UNIVERSI-DAD. GLI ACCADEMICI ITALIANI E LA DIDATTICA A DISTANZA DURANTE L’EMERGENZA COVID-19 Stampa

Nel mese di giugno 2020 è stata condotta una ricerca nazionale sulla didattica fatta durante il semestre dell'emergenza. È stato intervistato un campione di 3.398 professori e ricercatori delle università statali che hanno risposto ad un articolato questionario online. La ricerca ha fatto affiorare una chiara polarizzazione tra gli accademici italiani. Come abbiamo visto, quasi la metà dei docenti non vede l'ora di tornare allo status-quo-ante. Non vuole mantenere niente dell'esperienza fatta con la didattica a distanza.
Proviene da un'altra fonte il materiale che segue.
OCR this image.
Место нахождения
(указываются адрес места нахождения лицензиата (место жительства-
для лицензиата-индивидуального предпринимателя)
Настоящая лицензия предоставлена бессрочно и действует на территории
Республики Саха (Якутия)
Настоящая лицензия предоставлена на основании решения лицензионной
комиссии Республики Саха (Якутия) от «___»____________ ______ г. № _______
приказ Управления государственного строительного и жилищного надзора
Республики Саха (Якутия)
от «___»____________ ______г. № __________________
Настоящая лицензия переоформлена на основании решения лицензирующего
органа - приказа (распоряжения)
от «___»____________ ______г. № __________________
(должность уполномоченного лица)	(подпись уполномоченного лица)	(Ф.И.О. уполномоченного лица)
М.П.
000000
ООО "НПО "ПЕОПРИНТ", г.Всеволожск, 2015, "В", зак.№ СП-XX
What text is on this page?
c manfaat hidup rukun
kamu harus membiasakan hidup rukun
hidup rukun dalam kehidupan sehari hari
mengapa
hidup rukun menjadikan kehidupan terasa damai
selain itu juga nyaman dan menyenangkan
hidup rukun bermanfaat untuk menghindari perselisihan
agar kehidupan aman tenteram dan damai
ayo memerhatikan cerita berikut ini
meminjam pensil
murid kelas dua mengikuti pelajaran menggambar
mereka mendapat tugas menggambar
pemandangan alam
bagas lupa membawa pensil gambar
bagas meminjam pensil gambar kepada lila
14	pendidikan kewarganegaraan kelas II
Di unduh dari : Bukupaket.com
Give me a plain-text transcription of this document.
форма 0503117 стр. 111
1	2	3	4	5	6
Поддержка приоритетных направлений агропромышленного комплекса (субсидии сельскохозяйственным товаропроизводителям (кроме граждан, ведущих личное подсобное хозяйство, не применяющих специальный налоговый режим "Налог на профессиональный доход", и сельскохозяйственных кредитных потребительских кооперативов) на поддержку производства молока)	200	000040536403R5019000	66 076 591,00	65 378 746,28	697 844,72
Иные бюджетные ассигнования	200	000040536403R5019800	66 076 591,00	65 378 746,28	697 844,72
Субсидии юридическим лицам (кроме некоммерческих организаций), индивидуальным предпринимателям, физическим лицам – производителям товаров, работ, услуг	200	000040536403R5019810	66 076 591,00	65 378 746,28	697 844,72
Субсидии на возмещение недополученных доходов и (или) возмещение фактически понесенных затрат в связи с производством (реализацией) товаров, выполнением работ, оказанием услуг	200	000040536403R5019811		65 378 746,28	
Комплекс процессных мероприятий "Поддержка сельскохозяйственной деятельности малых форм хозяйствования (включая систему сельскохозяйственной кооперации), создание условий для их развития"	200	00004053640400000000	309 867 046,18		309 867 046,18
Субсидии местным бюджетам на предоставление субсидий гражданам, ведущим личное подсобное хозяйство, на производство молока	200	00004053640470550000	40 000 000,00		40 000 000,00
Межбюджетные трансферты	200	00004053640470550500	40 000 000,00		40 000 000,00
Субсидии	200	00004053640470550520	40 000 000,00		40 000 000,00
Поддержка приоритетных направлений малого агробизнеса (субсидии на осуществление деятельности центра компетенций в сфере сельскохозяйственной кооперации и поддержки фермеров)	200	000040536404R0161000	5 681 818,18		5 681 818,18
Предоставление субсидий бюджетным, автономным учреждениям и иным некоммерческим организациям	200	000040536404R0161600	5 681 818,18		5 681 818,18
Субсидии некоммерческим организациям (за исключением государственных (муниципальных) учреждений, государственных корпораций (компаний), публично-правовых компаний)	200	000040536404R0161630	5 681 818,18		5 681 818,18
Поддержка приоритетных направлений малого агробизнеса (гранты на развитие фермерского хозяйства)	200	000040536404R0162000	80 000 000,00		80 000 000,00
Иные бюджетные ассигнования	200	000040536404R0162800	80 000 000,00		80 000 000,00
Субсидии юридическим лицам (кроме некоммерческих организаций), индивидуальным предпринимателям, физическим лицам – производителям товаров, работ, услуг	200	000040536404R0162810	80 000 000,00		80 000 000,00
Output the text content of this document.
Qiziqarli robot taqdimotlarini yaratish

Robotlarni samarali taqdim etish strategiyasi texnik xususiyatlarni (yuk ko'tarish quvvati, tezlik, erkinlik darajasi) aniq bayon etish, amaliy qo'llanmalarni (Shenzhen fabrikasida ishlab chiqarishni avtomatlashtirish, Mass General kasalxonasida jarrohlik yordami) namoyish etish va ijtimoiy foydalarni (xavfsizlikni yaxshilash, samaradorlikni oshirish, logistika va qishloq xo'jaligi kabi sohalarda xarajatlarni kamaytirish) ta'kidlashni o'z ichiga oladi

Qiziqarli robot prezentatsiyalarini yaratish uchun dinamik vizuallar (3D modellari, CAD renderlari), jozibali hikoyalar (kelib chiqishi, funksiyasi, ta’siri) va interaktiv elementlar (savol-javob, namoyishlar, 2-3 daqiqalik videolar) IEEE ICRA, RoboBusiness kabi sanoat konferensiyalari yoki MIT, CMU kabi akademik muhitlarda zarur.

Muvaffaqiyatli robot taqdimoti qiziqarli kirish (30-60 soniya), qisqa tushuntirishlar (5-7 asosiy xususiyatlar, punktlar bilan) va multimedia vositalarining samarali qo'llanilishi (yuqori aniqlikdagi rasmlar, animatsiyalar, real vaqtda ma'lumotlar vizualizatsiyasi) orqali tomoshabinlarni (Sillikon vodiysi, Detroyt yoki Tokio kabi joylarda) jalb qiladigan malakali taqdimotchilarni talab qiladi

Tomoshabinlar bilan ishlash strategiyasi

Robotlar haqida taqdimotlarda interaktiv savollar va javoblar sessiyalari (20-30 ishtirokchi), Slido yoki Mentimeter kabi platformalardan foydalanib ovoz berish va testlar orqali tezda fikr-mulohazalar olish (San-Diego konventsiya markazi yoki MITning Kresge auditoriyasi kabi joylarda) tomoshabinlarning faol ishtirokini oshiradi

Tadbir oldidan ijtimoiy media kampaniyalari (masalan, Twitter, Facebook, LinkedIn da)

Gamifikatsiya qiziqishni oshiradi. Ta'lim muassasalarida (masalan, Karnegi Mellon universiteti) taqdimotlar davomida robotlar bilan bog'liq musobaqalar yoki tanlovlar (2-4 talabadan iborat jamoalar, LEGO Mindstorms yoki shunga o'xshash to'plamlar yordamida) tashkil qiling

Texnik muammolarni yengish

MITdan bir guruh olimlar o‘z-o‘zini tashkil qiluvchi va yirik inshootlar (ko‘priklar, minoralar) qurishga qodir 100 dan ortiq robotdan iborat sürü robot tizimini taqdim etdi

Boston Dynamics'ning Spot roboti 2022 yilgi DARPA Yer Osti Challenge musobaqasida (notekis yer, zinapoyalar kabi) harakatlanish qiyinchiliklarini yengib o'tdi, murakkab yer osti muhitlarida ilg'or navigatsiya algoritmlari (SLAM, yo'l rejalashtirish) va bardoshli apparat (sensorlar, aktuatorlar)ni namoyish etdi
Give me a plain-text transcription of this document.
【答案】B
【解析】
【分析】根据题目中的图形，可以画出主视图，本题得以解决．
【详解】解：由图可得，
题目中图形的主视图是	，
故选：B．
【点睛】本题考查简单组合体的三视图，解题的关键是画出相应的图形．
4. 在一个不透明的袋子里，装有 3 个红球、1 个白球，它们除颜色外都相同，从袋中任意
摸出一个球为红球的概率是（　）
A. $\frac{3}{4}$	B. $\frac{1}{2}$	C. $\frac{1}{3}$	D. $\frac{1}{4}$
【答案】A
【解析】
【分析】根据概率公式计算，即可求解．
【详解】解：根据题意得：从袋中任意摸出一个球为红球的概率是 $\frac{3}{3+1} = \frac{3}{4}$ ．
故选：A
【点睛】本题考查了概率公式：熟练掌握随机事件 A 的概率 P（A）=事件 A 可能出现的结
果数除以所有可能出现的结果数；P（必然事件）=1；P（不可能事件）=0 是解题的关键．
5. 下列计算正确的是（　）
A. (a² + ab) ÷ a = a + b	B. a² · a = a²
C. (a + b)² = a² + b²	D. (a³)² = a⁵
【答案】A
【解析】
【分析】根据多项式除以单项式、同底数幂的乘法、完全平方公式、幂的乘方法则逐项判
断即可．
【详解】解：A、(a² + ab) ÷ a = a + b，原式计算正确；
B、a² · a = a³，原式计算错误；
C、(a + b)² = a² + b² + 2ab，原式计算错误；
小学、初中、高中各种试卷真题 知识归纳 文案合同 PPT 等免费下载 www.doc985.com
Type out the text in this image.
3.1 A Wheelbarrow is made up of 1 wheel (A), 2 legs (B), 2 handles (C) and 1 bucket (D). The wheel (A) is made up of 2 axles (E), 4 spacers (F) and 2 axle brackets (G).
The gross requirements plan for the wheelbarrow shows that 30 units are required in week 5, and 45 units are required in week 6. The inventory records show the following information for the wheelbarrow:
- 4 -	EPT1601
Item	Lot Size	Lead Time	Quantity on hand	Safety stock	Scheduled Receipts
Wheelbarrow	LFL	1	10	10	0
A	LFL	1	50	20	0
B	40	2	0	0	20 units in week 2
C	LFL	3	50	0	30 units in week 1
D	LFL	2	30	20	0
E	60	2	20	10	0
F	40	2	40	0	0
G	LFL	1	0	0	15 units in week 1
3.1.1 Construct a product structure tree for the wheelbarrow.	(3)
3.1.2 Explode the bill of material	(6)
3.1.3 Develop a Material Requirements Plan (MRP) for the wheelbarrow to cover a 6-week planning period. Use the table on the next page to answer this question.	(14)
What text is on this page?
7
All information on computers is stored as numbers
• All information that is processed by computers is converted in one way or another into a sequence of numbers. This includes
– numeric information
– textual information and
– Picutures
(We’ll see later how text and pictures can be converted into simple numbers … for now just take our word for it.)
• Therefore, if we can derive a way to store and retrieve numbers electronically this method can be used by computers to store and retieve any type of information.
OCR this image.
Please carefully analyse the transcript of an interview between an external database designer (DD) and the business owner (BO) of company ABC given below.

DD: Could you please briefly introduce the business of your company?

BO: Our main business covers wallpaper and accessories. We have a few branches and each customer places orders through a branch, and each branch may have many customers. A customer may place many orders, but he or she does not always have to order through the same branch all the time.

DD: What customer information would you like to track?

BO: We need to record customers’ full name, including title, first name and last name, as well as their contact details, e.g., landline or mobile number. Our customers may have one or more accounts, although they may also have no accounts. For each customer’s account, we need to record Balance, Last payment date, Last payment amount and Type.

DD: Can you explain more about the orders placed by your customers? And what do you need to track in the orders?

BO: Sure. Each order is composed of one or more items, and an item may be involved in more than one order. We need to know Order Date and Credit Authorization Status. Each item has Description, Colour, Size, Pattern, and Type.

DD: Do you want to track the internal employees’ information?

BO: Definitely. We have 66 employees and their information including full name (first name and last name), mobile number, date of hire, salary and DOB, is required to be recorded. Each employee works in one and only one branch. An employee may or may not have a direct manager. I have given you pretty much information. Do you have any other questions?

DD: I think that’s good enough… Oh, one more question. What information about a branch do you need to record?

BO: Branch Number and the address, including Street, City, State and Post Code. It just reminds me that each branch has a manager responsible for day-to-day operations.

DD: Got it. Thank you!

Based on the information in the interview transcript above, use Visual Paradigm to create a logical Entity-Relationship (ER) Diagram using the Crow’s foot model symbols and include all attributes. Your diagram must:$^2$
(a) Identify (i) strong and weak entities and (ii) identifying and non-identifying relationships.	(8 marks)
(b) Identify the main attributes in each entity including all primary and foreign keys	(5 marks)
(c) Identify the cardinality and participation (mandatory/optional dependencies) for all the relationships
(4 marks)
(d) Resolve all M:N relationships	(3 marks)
Questa reazione è del tutto giustificata, vista la mancanza di formazione e la situazione emergenziale in cui hanno maturato il loro primo incontro con le nuove piattaforme tecnologiche. L'altra metà, invece, risulta disponibile a sperimentare forme di didattica mista, a sperimentare cioè un ambiente formativo integrato in cui la didattica in presenza venga arricchita da strumenti e attività formative online. Al di là di questa polarizzazione, ci sembra però che la survey metta in luce un orientamento di fondo che non è di chiusura aprioristica verso le nuove tecnologie e modalità didattiche. Al contrario, seppure senza ingenuità e automatismi, molti docenti ritengono che quest'ultime possono aiutare a conseguire meglio i 4 obiettivi posti dal quadro strategico per la cooperazione europea nel settore dell'istruzione e della formazione ("ET 2020"): 1. fare in modo che l'apprendimento permanente e la mobilità divengano una realtà; 2. migliorare la qualità e l'efficacia dell'istruzione e della formazione; 3. promuovere l'equità, la coesione sociale e la cittadinanza attiva; 4. incoraggiare la creatività e l'innovazione, compreso lo spirito imprenditoriale, a tutti i livelli dell'istruzione e della formazione. (F: F. Ramella e M. Rostan, Unires e Centro Luigi Bobbio, Cps-Unito, 1/2020, Working Papers CLB-CPS)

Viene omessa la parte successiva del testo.